Wheat sways heavy, oats are airy,
Barley bows a graceful head,
Short and small shoots up canary,
Each of these is some one’s bread;
Bread for man or bread for beast,
Or at very least
A bird’s savory feast.

Men are brethren of each other,
One in flesh and one in food;
And a sort of foster brother
Is the litter, or the brood,
Of that folk in fur or feather,
Who, with men together,
Breast the wind and weather.

[August descries September toiling across the lawn.]


My harvest home is ended; and I spy
September drawing nigh
With the first thought of Autumn in her eye,
And the first sigh
Of Autumn wind among her locks that fly.

[September arrives, carrying upon her head a basket heaped high with fruit]


Unload me, brother. I have brought a few
Plums and these pears for you,
A dozen kinds of apples, one or two
Melons, some figs all bursting through
Their skins, and pearled with dew
These damsons violet-blue.

[While September is speaking, August lifts the basket to the ground, selects various fruits, and withdraws slowly along the gravel walk, eating a pear as he goes.]


My song is half a sigh
Because my green leaves die;
Sweet are my fruits, but all my leaves are dying;
And well may Autumn sigh,
And well may I
Who watch the sere leaves flying.

My leaves that fade and fall,
I note you one and all;
I call you, and the Autumn wind is calling,
Lamenting for your fall,
And for the pall
You spread on earth in falling.

And here’s a song of flowers to suit such hours:
A song of the last lilies, the last flowers,
Amid my withering bowers.

In the sunny garden bed
Lilies look so pale,
Lilies droop the head
In the shady grassy vale;
If all alike they pine
In shade and in shine,
If everywhere they grieve,
Where will lilies live?

[October enters briskly, some leafy twigs bearing different sorts of nuts in one hand, and a long ripe hop-bine trailing after him from the other.

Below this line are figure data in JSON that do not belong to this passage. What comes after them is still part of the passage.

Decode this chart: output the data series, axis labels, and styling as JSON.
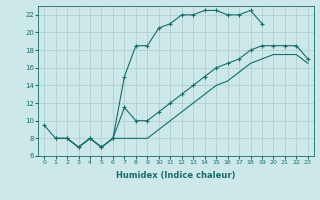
{
  "title": "",
  "xlabel": "Humidex (Indice chaleur)",
  "bg_color": "#cce8e8",
  "grid_color": "#aacccc",
  "line_color": "#1a6b6b",
  "xlim": [
    -0.5,
    23.5
  ],
  "ylim": [
    6,
    23
  ],
  "yticks": [
    6,
    8,
    10,
    12,
    14,
    16,
    18,
    20,
    22
  ],
  "xticks": [
    0,
    1,
    2,
    3,
    4,
    5,
    6,
    7,
    8,
    9,
    10,
    11,
    12,
    13,
    14,
    15,
    16,
    17,
    18,
    19,
    20,
    21,
    22,
    23
  ],
  "line1_x": [
    0,
    1,
    2,
    3,
    4,
    5,
    6,
    7,
    8,
    9,
    10,
    11,
    12,
    13,
    14,
    15,
    16,
    17,
    18,
    19
  ],
  "line1_y": [
    9.5,
    8,
    8,
    7,
    8,
    7,
    8,
    15,
    18.5,
    18.5,
    20.5,
    21,
    22,
    22,
    22.5,
    22.5,
    22,
    22,
    22.5,
    21
  ],
  "line2_x": [
    1,
    2,
    3,
    4,
    5,
    6,
    7,
    8,
    9,
    10,
    11,
    12,
    13,
    14,
    15,
    16,
    17,
    18,
    19,
    20,
    21,
    22,
    23
  ],
  "line2_y": [
    8,
    8,
    7,
    8,
    7,
    8,
    8,
    8,
    8,
    9,
    10,
    11,
    12,
    13,
    14,
    14.5,
    15.5,
    16.5,
    17,
    17.5,
    17.5,
    17.5,
    16.5
  ],
  "line3_x": [
    1,
    2,
    3,
    4,
    5,
    6,
    7,
    8,
    9,
    10,
    11,
    12,
    13,
    14,
    15,
    16,
    17,
    18,
    19,
    20,
    21,
    22,
    23
  ],
  "line3_y": [
    8,
    8,
    7,
    8,
    7,
    8,
    11.5,
    10,
    10,
    11,
    12,
    13,
    14,
    15,
    16,
    16.5,
    17,
    18,
    18.5,
    18.5,
    18.5,
    18.5,
    17
  ]
}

A dahlia is stuck in his buttonhole.]


Nay, cheer up, sister. Life is not quite over,
Even if the year has done with corn and clover,
With flowers and leaves; besides, in fact it’s true,
Some leaves remain and some flowers too.
For me and you.
Now see my crops:

[Offering his produce to September.

I’ve brought you nuts and hops;
And when the leaf drops, why, the walnut drops.

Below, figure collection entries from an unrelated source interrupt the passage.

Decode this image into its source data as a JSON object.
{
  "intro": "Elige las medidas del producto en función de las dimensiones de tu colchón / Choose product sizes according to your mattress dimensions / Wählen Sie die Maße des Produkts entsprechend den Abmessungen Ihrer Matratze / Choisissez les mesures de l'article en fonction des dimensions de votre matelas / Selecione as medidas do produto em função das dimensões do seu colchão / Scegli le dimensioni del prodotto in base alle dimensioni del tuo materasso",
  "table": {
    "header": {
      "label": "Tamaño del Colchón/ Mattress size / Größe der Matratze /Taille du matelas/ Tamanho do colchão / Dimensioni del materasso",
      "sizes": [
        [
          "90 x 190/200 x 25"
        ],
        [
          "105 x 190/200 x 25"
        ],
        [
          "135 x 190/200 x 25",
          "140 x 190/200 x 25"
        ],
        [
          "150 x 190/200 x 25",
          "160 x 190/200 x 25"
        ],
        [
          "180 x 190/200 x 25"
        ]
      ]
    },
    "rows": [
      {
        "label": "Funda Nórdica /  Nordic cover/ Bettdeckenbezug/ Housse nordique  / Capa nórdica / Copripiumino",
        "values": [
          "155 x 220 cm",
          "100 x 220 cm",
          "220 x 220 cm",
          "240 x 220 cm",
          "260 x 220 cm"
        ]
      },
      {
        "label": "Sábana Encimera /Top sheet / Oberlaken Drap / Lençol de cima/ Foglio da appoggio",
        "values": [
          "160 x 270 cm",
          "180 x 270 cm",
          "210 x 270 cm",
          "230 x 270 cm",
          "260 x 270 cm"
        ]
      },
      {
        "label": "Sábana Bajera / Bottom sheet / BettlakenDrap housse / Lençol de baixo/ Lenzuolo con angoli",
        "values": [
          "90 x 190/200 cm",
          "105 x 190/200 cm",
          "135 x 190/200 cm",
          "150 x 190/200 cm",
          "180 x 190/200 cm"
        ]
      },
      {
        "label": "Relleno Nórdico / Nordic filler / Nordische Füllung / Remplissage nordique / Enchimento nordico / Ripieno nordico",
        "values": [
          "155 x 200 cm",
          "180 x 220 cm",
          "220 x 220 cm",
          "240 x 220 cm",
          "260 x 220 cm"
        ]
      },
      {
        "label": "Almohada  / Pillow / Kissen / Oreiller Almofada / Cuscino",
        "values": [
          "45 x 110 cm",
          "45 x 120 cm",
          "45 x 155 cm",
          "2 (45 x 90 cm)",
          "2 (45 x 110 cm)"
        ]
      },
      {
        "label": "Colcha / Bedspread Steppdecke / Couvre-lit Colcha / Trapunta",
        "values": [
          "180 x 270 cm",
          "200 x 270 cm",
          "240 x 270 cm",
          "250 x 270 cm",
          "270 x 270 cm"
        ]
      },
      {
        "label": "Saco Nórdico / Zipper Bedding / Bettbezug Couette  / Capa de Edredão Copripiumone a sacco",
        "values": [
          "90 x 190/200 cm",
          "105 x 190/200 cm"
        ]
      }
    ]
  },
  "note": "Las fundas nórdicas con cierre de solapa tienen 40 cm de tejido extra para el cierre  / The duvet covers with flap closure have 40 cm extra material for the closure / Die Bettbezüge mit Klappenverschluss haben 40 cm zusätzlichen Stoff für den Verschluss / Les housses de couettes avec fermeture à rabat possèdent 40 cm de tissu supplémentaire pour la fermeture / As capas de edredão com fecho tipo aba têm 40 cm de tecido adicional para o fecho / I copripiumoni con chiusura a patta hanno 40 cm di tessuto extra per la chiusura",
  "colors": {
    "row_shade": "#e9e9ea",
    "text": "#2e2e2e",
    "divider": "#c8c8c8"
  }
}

[October wreaths the hop-bine about September’s neck, and gives her the nut twigs. They enter the cottage together, but without shutting the door. She steps into the background: He advances to the hearth, removes the guard, stirs up the smouldering fire, and arranges several chestnuts ready to roast.]

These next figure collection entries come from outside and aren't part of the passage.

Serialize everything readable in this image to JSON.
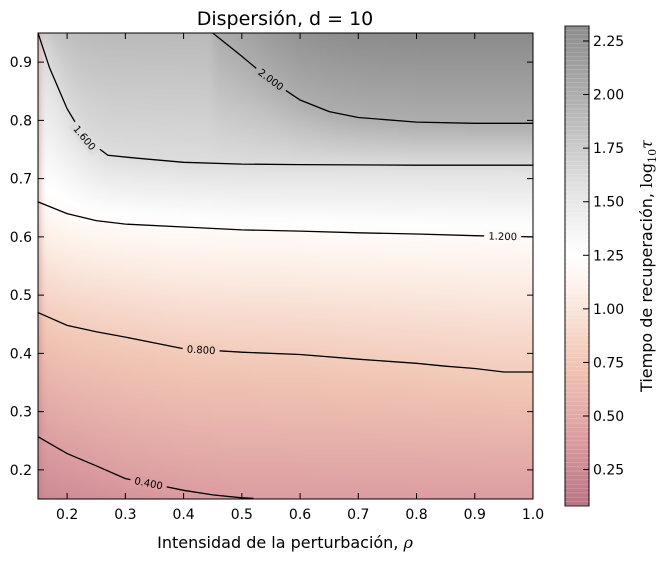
{
  "chart_data": {
    "type": "heatmap",
    "title": "Dispersión, d = 10",
    "xlabel": "Intensidad de la perturbación, ",
    "xlabel_symbol": "ρ",
    "colorbar_label": "Tiempo de recuperación, ",
    "colorbar_symbol": "log",
    "colorbar_sub": "10",
    "colorbar_tau": "τ",
    "xlim": [
      0.15,
      1.0
    ],
    "ylim": [
      0.15,
      0.95
    ],
    "x_ticks": [
      0.2,
      0.3,
      0.4,
      0.5,
      0.6,
      0.7,
      0.8,
      0.9,
      1.0
    ],
    "x_tick_labels": [
      "0.2",
      "0.3",
      "0.4",
      "0.5",
      "0.6",
      "0.7",
      "0.8",
      "0.9",
      "1.0"
    ],
    "y_ticks": [
      0.2,
      0.3,
      0.4,
      0.5,
      0.6,
      0.7,
      0.8,
      0.9
    ],
    "y_tick_labels": [
      "0.2",
      "0.3",
      "0.4",
      "0.5",
      "0.6",
      "0.7",
      "0.8",
      "0.9"
    ],
    "colorbar_range": [
      0.08,
      2.32
    ],
    "colorbar_ticks": [
      0.25,
      0.5,
      0.75,
      1.0,
      1.25,
      1.5,
      1.75,
      2.0,
      2.25
    ],
    "colorbar_tick_labels": [
      "0.25",
      "0.50",
      "0.75",
      "1.00",
      "1.25",
      "1.50",
      "1.75",
      "2.00",
      "2.25"
    ],
    "colormap": [
      {
        "v": 0.08,
        "color": "#b97383"
      },
      {
        "v": 0.4,
        "color": "#dc9da1"
      },
      {
        "v": 0.75,
        "color": "#f1c6b4"
      },
      {
        "v": 1.1,
        "color": "#fdf1ea"
      },
      {
        "v": 1.25,
        "color": "#ffffff"
      },
      {
        "v": 1.55,
        "color": "#e3e3e3"
      },
      {
        "v": 1.95,
        "color": "#b3b3b3"
      },
      {
        "v": 2.32,
        "color": "#8c8c8c"
      }
    ],
    "contours": [
      {
        "level": 0.4,
        "label": "0.400",
        "label_at": [
          0.34,
          0.185
        ],
        "points": [
          [
            0.15,
            0.257
          ],
          [
            0.2,
            0.228
          ],
          [
            0.25,
            0.207
          ],
          [
            0.3,
            0.185
          ],
          [
            0.35,
            0.175
          ],
          [
            0.4,
            0.165
          ],
          [
            0.45,
            0.157
          ],
          [
            0.5,
            0.152
          ],
          [
            0.52,
            0.151
          ]
        ]
      },
      {
        "level": 0.8,
        "label": "0.800",
        "label_at": [
          0.43,
          0.415
        ],
        "points": [
          [
            0.15,
            0.47
          ],
          [
            0.2,
            0.448
          ],
          [
            0.25,
            0.437
          ],
          [
            0.3,
            0.428
          ],
          [
            0.4,
            0.408
          ],
          [
            0.5,
            0.402
          ],
          [
            0.6,
            0.398
          ],
          [
            0.7,
            0.39
          ],
          [
            0.8,
            0.383
          ],
          [
            0.85,
            0.378
          ],
          [
            0.9,
            0.374
          ],
          [
            0.95,
            0.368
          ],
          [
            1.0,
            0.368
          ]
        ]
      },
      {
        "level": 1.2,
        "label": "1.200",
        "label_at": [
          0.948,
          0.602
        ],
        "points": [
          [
            0.15,
            0.66
          ],
          [
            0.2,
            0.64
          ],
          [
            0.25,
            0.628
          ],
          [
            0.3,
            0.622
          ],
          [
            0.4,
            0.617
          ],
          [
            0.5,
            0.612
          ],
          [
            0.6,
            0.61
          ],
          [
            0.7,
            0.607
          ],
          [
            0.8,
            0.605
          ],
          [
            0.9,
            0.602
          ],
          [
            1.0,
            0.6
          ]
        ]
      },
      {
        "level": 1.6,
        "label": "1.600",
        "label_at": [
          0.23,
          0.77
        ],
        "points": [
          [
            0.15,
            0.95
          ],
          [
            0.17,
            0.89
          ],
          [
            0.2,
            0.82
          ],
          [
            0.23,
            0.77
          ],
          [
            0.27,
            0.74
          ],
          [
            0.32,
            0.735
          ],
          [
            0.4,
            0.728
          ],
          [
            0.5,
            0.725
          ],
          [
            0.6,
            0.724
          ],
          [
            0.8,
            0.723
          ],
          [
            1.0,
            0.723
          ]
        ]
      },
      {
        "level": 2.0,
        "label": "2.000",
        "label_at": [
          0.55,
          0.87
        ],
        "points": [
          [
            0.45,
            0.95
          ],
          [
            0.5,
            0.91
          ],
          [
            0.53,
            0.885
          ],
          [
            0.57,
            0.855
          ],
          [
            0.6,
            0.835
          ],
          [
            0.65,
            0.815
          ],
          [
            0.7,
            0.805
          ],
          [
            0.8,
            0.797
          ],
          [
            0.9,
            0.795
          ],
          [
            1.0,
            0.795
          ]
        ]
      }
    ]
  }
}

Crack your first nut and light your first fire,
Roast your first chestnut crisp on the bar;
Make the logs sparkle, stir the blaze higher;
Logs are cheery as sun or as star,
Logs we can find wherever we are.

Spring one soft day will open the leaves,
Spring one bright day will lure back the flowers;
Never fancy my whistling wind grieves,
Never fancy I’ve tears in my showers;
Dance, nights and days! and dance on, my hours!

[Sees November approaching.


Here comes my youngest sister, looking dim
And grim,
With dismal ways.
What cheer, November?


[Entering and shutting the door.]

Nought have I to bring,
Tramping a-chill and shivering,
Except these pine-cones for a blaze,–
Except a fog which follows,
And stuffs up all the hollows,–
Except a hoar frost here and there,–
Except some shooting stars
Which dart their luminous cars
Trackless and noiseless through the keen night air.